Brazil is going through a wind power boom as production prices fall and government incentives attract a growing number of foreign suppliers. The wind power sector has a current capacity of around 1,400 megawatts, and is expected to grow nearly eight-fold by 2014, according to the Brazilian Association of Wind Energy ABEEolica.
Further more a study by IHS Emerging Energy Research says Brazil, already Latin America's leading wind energy market, is expected to have 31.6 Gigawatts of installed capacity by 2025.
At a government-organized power auction last August, developers of 44 wind farms in Brazil won 39% of the total capacity contracted an average price of 99.58 Real (62.91 dollars) per megawatt-hour, offering for the first time a price below the average for two gas projects (103.26 Real) and a hydroelectric one (102 Real).
Lower production prices, government incentives and Brazil's soaring electricity demand have attracted a number of significant foreign players.
Wobben Windpower, a subsidiary of German group Enercon, set up the first wind turbine factory in Brazil in the 1990s and expects to install 22 wind farms totalling 554 MW by the end of 2012.
It has since been followed by Spain's Gamesa, Argentina's Impsa, Germany's Siemens, Denmark's Vestas -- the world biggest wind turbine manufacturer -- GE Wind -- a branch of GE Energy from the United States and India's Suzlon.
The latest to join was French engineering giant Alstom, which last week inaugurated a wind turbine manufacturing plant in the north-eastern state of Bahia, its first in Latin America.

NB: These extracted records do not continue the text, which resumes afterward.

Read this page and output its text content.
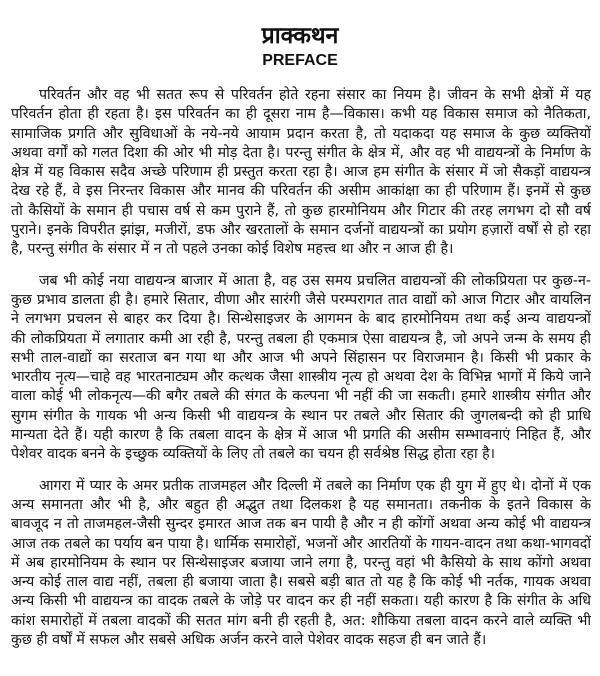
प्राक्कथन
PREFACE
परिवर्तन और वह भी सतत रूप से परिवर्तन होते रहना संसार का नियम है। जीवन के सभी क्षेत्रों में यह
परिवर्तन होता ही रहता है। इस परिवर्तन का ही दूसरा नाम है—विकास। कभी यह विकास समाज को नैतिकता,
सामाजिक प्रगति और सुविधाओं के नये-नये आयाम प्रदान करता है, तो यदाकदा यह समाज के कुछ व्यक्तियों
अथवा वर्गों को गलत दिशा की ओर भी मोड़ देता है। परन्तु संगीत के क्षेत्र में, और वह भी वाद्ययन्त्रों के निर्माण के
क्षेत्र में यह विकास सदैव अच्छे परिणाम ही प्रस्तुत करता रहा है। आज हम संगीत के संसार में जो सैकड़ों वाद्ययन्त्र
देख रहे हैं, वे इस निरन्तर विकास और मानव की परिवर्तन की असीम आकांक्षा का ही परिणाम हैं। इनमें से कुछ
तो कैसियों के समान ही पचास वर्ष से कम पुराने हैं, तो कुछ हारमोनियम और गिटार की तरह लगभग दो सौ वर्ष
पुराने। इनके विपरीत झांझ, मजीरों, डफ और खरतालों के समान दर्जनों वाद्ययन्त्रों का प्रयोग हज़ारों वर्षों से हो रहा
है, परन्तु संगीत के संसार में न तो पहले उनका कोई विशेष महत्त्व था और न आज ही है।
जब भी कोई नया वाद्ययन्त्र बाजार में आता है, वह उस समय प्रचलित वाद्ययन्त्रों की लोकप्रियता पर कुछ-न-
कुछ प्रभाव डालता ही है। हमारे सितार, वीणा और सारंगी जैसे परम्परागत तात वाद्यों को आज गिटार और वायलिन
ने लगभग प्रचलन से बाहर कर दिया है। सिन्थेसाइजर के आगमन के बाद हारमोनियम तथा कई अन्य वाद्ययन्त्रों
की लोकप्रियता में लगातार कमी आ रही है, परन्तु तबला ही एकमात्र ऐसा वाद्ययन्त्र है, जो अपने जन्म के समय ही
सभी ताल-वाद्यों का सरताज बन गया था और आज भी अपने सिंहासन पर विराजमान है। किसी भी प्रकार के
भारतीय नृत्य—चाहे वह भारतनाट्यम और कत्थक जैसा शास्त्रीय नृत्य हो अथवा देश के विभिन्न भागों में किये जाने
वाला कोई भी लोकनृत्य—की बगैर तबले की संगत के कल्पना भी नहीं की जा सकती। हमारे शास्त्रीय संगीत और
सुगम संगीत के गायक भी अन्य किसी भी वाद्ययन्त्र के स्थान पर तबले और सितार की जुगलबन्दी को ही प्राधि
मान्यता देते हैं। यही कारण है कि तबला वादन के क्षेत्र में आज भी प्रगति की असीम सम्भावनाएं निहित हैं, और
पेशेवर वादक बनने के इच्छुक व्यक्तियों के लिए तो तबले का चयन ही सर्वश्रेष्ठ सिद्ध होता रहा है।
आगरा में प्यार के अमर प्रतीक ताजमहल और दिल्ली में तबले का निर्माण एक ही युग में हुए थे। दोनों में एक
अन्य समानता और भी है, और बहुत ही अद्भुत तथा दिलकश है यह समानता। तकनीक के इतने विकास के
बावजूद न तो ताजमहल-जैसी सुन्दर इमारत आज तक बन पायी है और न ही कोंगों अथवा अन्य कोई भी वाद्ययन्त्र
आज तक तबले का पर्याय बन पाया है। धार्मिक समारोहों, भजनों और आरतियों के गायन-वादन तथा कथा-भागवदों
में अब हारमोनियम के स्थान पर सिन्थेसाइजर बजाया जाने लगा है, परन्तु वहां भी कैसियो के साथ कोंगो अथवा
अन्य कोई ताल वाद्य नहीं, तबला ही बजाया जाता है। सबसे बड़ी बात तो यह है कि कोई भी नर्तक, गायक अथवा
अन्य किसी भी वाद्ययन्त्र का वादक तबले के जोड़े पर वादन कर ही नहीं सकता। यही कारण है कि संगीत के अधि
कांश समारोहों में तबला वादकों की सतत मांग बनी ही रहती है, अत: शौकिया तबला वादन करने वाले व्यक्ति भी
कुछ ही वर्षों में सफल और सबसे अधिक अर्जन करने वाले पेशेवर वादक सहज ही बन जाते हैं।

The plant, located in the industrial complex of Camacari near Salvador, Bahia's state capital, will serve the domestic and export markets.
Alstom says its ambition is to match its current 40% market share in the Brazilian hydropower plant sector, which is Brazil's main source of electricity generation.
”We won't achieve that tomorrow, but in 10-15 years we can. We are very ambitious in this (wind) sector, not only in Brazil but in the rest of Latin America” said Philippe Delleur, president of Alstom's Brazilian unit.
The greatest potential is in Brazil’s northeast, particularly in the states of Bahia, Rio Grande do Norte and Ceara, due to fast wind speeds and low incidence of tornados or hurricanes. Most of Brazil's wind farms are located on land.